Jocelyne cite Pensez Bibi à propos de Lordon, et celui-ci cite à son tour Spinoza (1632-1677) en son "Traité Politique".
«Il n’est pas étonnant que la plèbe n’ait ni vérité ni jugement, puisque les affaires de l’Etat sont traitées à son insu, et qu’elle ne se forge un avis qu’à partir du peu qu’il est impossible de lui dissimuler. La suspension du jugement est en effet une vertu rare. Donc pouvoir tout traiter en cachette des citoyens, et vouloir qu’à partir de là ils ne portent pas de jugement, c’est le comble de la stupidité. Si la plèbe en effet pouvait se tempérer, suspendre son jugement sur ce qu’elle connaît mal, et juger correctement à partir du peu d’éléments dont elle dispose, elle serait plus digne de gouverner que d’être gouvernée».
J'aime bien cette façon de désarçonner l'accusation de "conspirationnisme". Oui, sous les ors de la République, comme dans les brain drains des ministères ou de leurs officines d'application, se prennent des décisions dont le public n'a pas la teneur. Qu'on se rassure, c'est normal : tant de petit choix, voire de choix importants, doivent se prendre sur l'heure, dans l'urgence ou avec un délai court, que rendre compte de tous ces actes prendrait tout le temps des décideurs, et et celui qui devraient en lire les rapports. Ce serait absolument invivable, et c'est même pourquoi le peuple délègue ses pouvoirs à des fonctionnaires qui, en principe en leur âme et conscience, doivent gérer, gérer, gérer. Et à des Représentants du Peuple qui doivent décider de quelle façon telle ou telle chose doit être gérée. Chose plus remarquable, toutes leurs décisions sont publiées, et leurs débats parfois télévisés en direct.
En revanche, ne sont bien entendu pas mises au grand jour les tractations d'avant décision, prises autour d'un verre entre politiciens, ou entre ceux-ci et des représentants de forces pressions (l'anglicisme à la mode est lobby, institutionnel dans les pays anglo-saxons où il n'a pas la même forme, honteux chez nous où le climat culturel et légal est différent).
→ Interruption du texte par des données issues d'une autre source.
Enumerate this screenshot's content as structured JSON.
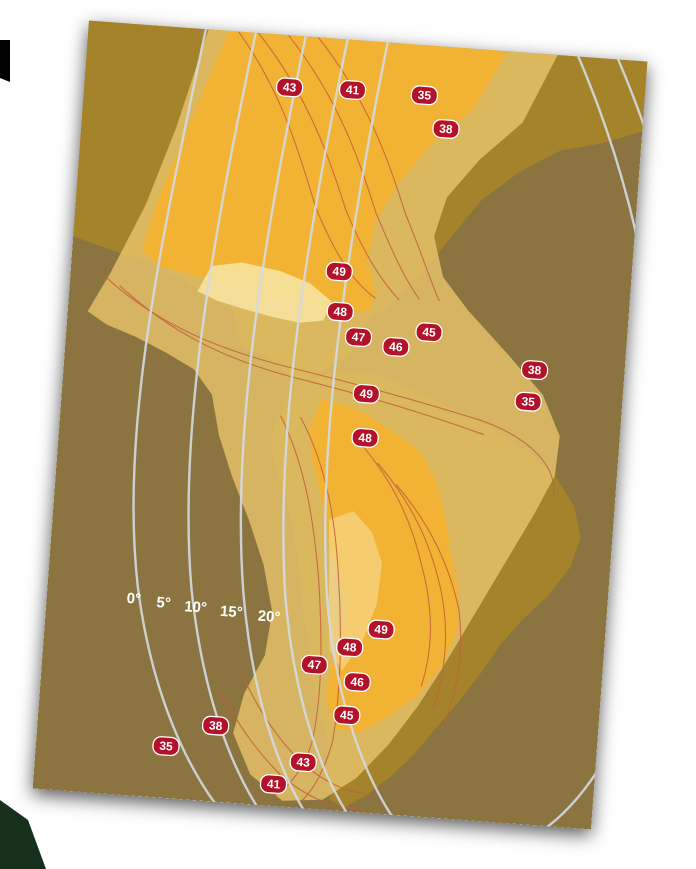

conspiration des nounours |
Ce contexte particulier alimente les accusations de conspiration. Elles sont à la fois justifiées, et pas justifiées. Pas justifiées ? Un métallurgiste est normalement plus compétent à parler de son cœur de métier qu'un dentiste. Justifiées ? Il peut apporter des arguments fallacieux pour l'avantager, lui, au détriment de la communauté. Il peut aussi inciter le parlementaire avec lequel il dialogue à partager son point de vue en lui faisant miroiter des avantages personnels, ce qui constitue une forme de corruption. Il y a tout cela.
Si les métallurgistes (restons dans le milieu, très puissant même aujourd'hui, des Maîtres de Forges) réussissent à s'entendre pour parler d'une seule voix à de multiples décideurs, il y a bien d'une certaine façon conspiration. Est-ce pour autant illégal ? Non. Souhaitable ? Bien moins.
Quand les intérêts économiques s'allient à des intérêts philosophiques, voire religieux, en revanche, la situation peut devenir très délicate. Alors la raison peut se retrouver sous la dépendance de pulsions violentes. Des considérations totalitaires, comme le malthusianisme ou le goût du Pouvoir, ou des concepts s'apparentant de près ou de loin au racisme, peuvent prendre le pas sur le désir de gérer au mieux les affaires de tous. Sans être une conspiration, cela peut être une convergence, provisoire ou non, d'intérêts.
Après, ce qu'on appelle la Trilatérale, le club Bilderberg ou le dîner du Siècle, ne sont que des occasions pour ces gens qui ont de telles ambitions de se retrouver, de discuter, d'échanger des idées, et parfois de s'entendre pour des actions communes. C'est à la fois beaucoup, et en même temps bien moins que ce qu'en peuvent dire des illuminés qui en font le Mal absolu. Pourquoi ne pas se dire que les intérêts des Grands (ceux qui se prennent pour tels) sont nécessairement en partie contradictoires ? Il ne peut y avoir entre eux que des alliances de circonstances, entrecoupées (ou l'inverse) de conflits sanglants.
Des conspirations ? oui. LA conspiration ? Non.